28 April 2026, 02:05

Gauweiler fordert CSU-Revolution: Bündnisse jenseits Bayerns und mit Freien Wählern

Ein gerahmtes Bild der Wahlkreise Bayerns, das deutsche und österreichische Provinzen zeigt.

Gauweiler fordert CSU-Revolution: Bündnisse jenseits Bayerns und mit Freien Wählern

Peter Gauweiler, ehemaliger bayerischer Minister und langjähriger CSU-Politiker, fordert einen radikalen Strategiewechsel der Konservativen. Er plädiert dafür, dass die Partei mit der Tradition bricht und Bündnisse außerhalb Bayerns eingeht – entweder mit der Freien Wähler-Vereinigung oder durch eigenständige Kandidaturen. Seine Vorschläge zielen darauf ab, den Einfluss der Linken einzudämmen und die politische Landschaft Deutschlands neu zu gestalten.

Gauweilers Karriere umfasst Jahrzehnte in der bayerischen Politik. Er war zunächst Staatssekretär im Innenministerium, bevor er Umweltminister wurde. Später im Bundestag unterstützte er sogar Anträge der Linken, wenn er inhaltlich mit ihnen übereinstimmte. Dieser pragmatische Ansatz prägt auch seine jüngsten Ideen.

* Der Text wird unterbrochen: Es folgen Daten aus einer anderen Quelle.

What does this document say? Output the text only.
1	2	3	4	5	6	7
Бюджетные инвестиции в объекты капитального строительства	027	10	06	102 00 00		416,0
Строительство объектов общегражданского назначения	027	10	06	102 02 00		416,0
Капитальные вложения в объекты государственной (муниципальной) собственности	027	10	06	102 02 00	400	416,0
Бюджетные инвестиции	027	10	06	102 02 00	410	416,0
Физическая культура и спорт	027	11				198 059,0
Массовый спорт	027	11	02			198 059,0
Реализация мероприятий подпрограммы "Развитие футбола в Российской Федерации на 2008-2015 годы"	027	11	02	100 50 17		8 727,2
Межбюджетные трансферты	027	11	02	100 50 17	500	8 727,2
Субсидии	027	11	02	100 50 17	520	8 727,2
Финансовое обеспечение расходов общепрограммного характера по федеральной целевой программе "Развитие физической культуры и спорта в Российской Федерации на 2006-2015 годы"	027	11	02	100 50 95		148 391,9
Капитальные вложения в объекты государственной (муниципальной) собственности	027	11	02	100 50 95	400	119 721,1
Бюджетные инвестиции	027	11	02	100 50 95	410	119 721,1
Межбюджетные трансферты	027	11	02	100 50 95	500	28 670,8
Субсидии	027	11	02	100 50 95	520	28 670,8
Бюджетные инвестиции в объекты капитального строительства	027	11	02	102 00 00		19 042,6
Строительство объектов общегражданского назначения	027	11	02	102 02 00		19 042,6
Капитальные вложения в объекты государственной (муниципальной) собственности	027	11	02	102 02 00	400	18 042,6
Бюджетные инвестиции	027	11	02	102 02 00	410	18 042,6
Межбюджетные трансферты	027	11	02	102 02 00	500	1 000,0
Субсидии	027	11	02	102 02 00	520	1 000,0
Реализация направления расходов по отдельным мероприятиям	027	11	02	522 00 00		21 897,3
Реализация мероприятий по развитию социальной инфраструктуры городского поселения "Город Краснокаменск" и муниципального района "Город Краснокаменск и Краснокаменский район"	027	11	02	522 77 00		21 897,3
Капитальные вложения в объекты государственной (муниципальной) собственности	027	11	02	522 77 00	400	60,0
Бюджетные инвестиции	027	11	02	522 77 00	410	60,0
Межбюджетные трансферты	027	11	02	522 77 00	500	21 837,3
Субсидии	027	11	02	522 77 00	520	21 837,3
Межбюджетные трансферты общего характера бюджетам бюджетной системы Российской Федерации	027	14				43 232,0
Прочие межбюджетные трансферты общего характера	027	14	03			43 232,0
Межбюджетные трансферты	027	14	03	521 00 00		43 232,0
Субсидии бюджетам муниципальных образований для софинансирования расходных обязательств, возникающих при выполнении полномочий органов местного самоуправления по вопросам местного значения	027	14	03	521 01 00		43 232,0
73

Er argumentiert nun, dass starre "Brandmauern" gegen Parteien wie die rechtspopulistische AfD wirkungslos seien. Stattdessen fordert er eine offene Debatte und betont: "Brandmauern sind kein Ersatz für Argumente." Sein Fokus liegt darauf, Wähler zu gewinnen, statt Konkurrenten auszuschließen.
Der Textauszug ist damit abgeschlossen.